L’ai-je connue ? Est-ce que je l’imagine ? Ou plutôt, elle représente à elle seule toutes les femmes qui m’ont entourée ou que j’ai croisées au hasard de la vie.

Je lui trouvais un charme fou, indéfinissable. Brune aux cheveux frisés, son physique oscillait entre Orient et Afrique du Nord, pourtant elle était bien française, « bien de chez nous », selon l’expression consacrée.

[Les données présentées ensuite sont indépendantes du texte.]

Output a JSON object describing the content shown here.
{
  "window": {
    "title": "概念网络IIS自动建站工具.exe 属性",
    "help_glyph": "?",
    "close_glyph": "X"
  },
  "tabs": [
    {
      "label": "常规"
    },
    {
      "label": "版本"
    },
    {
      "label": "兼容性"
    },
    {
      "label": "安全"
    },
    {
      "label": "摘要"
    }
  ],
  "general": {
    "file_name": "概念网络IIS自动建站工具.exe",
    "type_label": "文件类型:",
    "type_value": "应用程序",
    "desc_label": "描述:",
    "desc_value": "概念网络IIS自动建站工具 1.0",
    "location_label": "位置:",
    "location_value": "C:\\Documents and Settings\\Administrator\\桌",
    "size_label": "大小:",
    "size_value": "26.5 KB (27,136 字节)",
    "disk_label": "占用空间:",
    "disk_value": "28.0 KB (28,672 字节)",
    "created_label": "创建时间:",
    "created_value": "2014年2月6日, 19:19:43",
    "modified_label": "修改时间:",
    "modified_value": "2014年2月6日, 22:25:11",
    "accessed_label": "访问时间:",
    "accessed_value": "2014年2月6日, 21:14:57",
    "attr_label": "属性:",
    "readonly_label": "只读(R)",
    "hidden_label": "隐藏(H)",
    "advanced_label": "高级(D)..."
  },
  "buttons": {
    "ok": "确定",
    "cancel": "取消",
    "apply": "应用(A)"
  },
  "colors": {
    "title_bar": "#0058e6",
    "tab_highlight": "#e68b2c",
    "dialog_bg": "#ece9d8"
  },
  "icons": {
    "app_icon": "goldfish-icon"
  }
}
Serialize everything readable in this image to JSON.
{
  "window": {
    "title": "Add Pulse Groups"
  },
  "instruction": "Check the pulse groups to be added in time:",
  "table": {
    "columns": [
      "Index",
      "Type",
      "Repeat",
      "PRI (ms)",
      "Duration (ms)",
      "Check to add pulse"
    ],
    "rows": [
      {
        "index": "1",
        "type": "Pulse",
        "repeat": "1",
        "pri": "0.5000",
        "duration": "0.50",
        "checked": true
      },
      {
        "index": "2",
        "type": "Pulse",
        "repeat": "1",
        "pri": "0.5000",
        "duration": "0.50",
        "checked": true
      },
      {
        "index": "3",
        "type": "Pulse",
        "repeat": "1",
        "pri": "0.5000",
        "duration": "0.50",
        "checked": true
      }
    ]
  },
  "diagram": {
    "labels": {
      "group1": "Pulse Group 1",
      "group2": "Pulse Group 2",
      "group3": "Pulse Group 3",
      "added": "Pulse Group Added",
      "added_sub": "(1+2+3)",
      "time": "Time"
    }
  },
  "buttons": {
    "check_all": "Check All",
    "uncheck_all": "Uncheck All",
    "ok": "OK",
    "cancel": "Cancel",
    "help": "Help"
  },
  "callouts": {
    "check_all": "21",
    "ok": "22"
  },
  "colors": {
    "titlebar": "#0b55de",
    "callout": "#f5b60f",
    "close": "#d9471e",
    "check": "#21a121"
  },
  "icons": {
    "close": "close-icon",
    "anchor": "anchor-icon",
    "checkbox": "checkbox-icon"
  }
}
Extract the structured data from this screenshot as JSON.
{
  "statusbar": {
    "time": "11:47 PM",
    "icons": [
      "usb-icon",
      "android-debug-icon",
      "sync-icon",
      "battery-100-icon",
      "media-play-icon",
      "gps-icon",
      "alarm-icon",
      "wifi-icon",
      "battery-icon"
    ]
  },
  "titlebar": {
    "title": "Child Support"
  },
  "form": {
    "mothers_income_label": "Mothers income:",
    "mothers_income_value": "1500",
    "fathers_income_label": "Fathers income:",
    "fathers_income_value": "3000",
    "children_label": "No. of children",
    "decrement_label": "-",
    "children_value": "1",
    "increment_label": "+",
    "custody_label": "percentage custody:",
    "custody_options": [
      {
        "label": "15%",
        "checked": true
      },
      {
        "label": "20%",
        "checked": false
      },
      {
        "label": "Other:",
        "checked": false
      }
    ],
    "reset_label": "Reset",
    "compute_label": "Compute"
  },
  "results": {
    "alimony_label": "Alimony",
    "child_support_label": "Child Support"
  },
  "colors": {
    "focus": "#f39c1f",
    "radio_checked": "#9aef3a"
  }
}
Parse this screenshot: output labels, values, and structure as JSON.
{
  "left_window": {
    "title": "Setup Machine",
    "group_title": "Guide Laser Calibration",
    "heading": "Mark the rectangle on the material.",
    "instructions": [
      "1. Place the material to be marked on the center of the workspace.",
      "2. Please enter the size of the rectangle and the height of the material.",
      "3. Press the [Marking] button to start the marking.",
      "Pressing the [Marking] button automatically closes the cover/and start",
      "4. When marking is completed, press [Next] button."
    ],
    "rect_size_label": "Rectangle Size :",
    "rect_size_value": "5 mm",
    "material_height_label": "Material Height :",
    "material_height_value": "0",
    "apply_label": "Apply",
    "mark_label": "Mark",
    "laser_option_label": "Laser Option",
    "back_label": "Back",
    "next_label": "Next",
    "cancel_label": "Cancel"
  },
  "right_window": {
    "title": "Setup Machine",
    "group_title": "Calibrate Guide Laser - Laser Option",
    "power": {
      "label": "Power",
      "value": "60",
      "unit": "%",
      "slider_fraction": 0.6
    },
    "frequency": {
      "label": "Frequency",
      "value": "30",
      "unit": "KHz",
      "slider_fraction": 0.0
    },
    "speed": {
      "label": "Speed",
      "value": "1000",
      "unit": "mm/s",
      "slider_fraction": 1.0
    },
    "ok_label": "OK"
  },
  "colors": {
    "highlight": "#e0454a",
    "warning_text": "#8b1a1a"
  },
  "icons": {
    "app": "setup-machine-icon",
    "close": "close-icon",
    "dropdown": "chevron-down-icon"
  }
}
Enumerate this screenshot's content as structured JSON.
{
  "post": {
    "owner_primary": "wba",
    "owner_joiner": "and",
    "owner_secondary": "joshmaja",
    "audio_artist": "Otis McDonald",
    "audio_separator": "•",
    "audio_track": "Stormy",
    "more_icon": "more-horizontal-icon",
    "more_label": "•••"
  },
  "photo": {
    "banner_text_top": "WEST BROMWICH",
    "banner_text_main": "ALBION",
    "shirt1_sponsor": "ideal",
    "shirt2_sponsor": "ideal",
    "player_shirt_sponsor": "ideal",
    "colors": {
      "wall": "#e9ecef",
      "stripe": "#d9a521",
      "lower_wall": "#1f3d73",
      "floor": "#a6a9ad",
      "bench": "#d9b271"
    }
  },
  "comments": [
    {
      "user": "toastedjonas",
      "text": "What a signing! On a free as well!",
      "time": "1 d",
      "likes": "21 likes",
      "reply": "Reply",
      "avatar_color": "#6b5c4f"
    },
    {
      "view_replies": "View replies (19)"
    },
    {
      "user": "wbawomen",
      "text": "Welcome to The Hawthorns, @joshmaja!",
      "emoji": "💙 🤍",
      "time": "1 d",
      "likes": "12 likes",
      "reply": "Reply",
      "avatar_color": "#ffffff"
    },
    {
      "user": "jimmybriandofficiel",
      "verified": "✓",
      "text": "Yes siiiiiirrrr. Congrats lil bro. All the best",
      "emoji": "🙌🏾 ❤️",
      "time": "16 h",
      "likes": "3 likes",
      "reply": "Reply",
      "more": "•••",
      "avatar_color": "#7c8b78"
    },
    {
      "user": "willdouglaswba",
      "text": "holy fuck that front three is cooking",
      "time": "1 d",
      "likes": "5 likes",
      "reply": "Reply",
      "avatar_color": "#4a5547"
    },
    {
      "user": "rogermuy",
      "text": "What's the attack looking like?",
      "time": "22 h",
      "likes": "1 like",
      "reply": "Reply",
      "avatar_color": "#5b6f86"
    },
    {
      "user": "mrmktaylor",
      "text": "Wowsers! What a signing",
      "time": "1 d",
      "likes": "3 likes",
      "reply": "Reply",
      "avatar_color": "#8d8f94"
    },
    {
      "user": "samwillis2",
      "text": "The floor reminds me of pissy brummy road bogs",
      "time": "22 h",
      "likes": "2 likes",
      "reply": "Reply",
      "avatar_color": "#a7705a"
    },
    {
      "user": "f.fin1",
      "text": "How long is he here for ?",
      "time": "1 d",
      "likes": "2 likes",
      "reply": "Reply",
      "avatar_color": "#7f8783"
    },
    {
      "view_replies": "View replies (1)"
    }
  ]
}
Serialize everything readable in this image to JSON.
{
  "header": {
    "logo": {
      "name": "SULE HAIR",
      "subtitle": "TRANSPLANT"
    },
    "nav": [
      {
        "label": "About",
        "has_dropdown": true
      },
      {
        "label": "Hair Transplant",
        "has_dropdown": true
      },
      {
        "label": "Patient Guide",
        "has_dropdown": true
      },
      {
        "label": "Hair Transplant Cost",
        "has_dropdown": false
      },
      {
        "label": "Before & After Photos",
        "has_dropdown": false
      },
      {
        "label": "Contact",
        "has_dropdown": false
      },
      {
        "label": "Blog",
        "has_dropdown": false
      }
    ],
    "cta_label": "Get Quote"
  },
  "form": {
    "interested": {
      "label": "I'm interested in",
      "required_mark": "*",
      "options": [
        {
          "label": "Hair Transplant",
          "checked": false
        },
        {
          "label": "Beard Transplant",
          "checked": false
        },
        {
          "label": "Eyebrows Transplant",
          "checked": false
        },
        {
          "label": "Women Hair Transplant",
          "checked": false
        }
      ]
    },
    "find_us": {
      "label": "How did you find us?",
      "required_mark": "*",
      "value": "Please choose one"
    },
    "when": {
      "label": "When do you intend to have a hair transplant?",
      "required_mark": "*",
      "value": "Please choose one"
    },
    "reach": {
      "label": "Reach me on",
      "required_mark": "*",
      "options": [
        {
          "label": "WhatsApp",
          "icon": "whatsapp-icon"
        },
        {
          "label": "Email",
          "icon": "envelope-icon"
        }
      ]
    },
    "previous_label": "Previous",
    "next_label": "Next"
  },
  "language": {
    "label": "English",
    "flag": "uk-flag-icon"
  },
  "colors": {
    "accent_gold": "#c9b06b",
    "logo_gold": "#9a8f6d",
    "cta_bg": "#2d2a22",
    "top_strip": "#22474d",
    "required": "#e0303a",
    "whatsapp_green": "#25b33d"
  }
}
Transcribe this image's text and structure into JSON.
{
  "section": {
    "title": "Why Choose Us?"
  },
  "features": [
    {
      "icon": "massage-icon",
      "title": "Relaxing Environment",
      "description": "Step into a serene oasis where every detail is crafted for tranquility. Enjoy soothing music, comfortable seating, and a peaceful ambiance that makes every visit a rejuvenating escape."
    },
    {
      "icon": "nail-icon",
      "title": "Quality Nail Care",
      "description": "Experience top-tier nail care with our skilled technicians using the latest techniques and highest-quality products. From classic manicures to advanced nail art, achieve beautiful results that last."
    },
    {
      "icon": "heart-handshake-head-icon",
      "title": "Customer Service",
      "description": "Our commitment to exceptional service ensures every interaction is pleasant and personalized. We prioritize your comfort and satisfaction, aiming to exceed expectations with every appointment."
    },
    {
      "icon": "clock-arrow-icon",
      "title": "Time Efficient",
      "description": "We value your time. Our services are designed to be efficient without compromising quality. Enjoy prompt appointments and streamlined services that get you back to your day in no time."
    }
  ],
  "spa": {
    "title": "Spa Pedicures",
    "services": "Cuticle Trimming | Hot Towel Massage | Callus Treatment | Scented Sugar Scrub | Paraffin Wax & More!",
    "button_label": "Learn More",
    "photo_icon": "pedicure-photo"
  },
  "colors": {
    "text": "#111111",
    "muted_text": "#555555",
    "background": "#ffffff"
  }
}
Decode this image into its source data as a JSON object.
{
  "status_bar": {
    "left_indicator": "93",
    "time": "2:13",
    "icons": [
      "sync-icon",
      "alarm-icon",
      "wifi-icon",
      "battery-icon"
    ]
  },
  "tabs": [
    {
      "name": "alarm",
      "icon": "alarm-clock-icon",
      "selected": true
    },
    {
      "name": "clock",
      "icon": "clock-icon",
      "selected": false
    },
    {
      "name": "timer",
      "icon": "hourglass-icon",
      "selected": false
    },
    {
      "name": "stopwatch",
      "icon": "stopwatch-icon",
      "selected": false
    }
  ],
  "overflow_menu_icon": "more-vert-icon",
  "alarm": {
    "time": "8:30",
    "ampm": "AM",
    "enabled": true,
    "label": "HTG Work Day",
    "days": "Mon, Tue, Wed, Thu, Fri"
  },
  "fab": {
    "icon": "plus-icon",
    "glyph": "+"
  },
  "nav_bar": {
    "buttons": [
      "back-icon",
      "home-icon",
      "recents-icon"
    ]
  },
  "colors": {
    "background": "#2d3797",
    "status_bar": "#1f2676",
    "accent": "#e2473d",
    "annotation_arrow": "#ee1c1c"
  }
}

Ses lointains ancêtres avaient sans doute beaucoup voyagé, mêlant leur sang à des sangs d’autres rives. Elle aurait d’ailleurs pu être blonde aux cheveux raides, ou rousse aux cheveux ondulés, ce qui caractérisait ce visage fin, c’était ses yeux remplis d’amour qui calmaient les douleurs, apaisaient les tensions ou redonnaient confiance ; mais on y lisait aussi une détermination sans faille et un force indestructible.

Adolescente, elle était révoltée contre la pauvreté, l’injustice, l’intolérance. C’est pour cela qu’elle avait choisi un métier au service des autres ; elle était enseignante mais elle aurait pu aussi bien être médecin, infirmière, éducatrice ou pompier. Elle avait besoin de responsabilités mais pas de reconnaissance. Mais tout cela ne lui suffisait pas, un métier seul, aussi enrichissant soit-il créant  une vie à moitié pleine ou à moitié vide. Elle pensait que l’amour pour un homme était l’essentiel, la part la plus importante de la vie, avec son prolongement, les enfants.

Elle a vécu harmonieusement, avec tout ce qui faisait sa vie. Elle a donné tout d’elle, infatigablement. C’était une femme parfaite. J’ai souvent essayé de lui ressembler dans tout ce qu’elle avait d’excellent. Et puis finalement, je me suis dit peut-être un peu tard que, ne pas chercher la perfection, avoir un brin de fantaisie, savoir se faire plaisir, garder du temps pour soi, c’était cela la clé du bonheur d’une femme.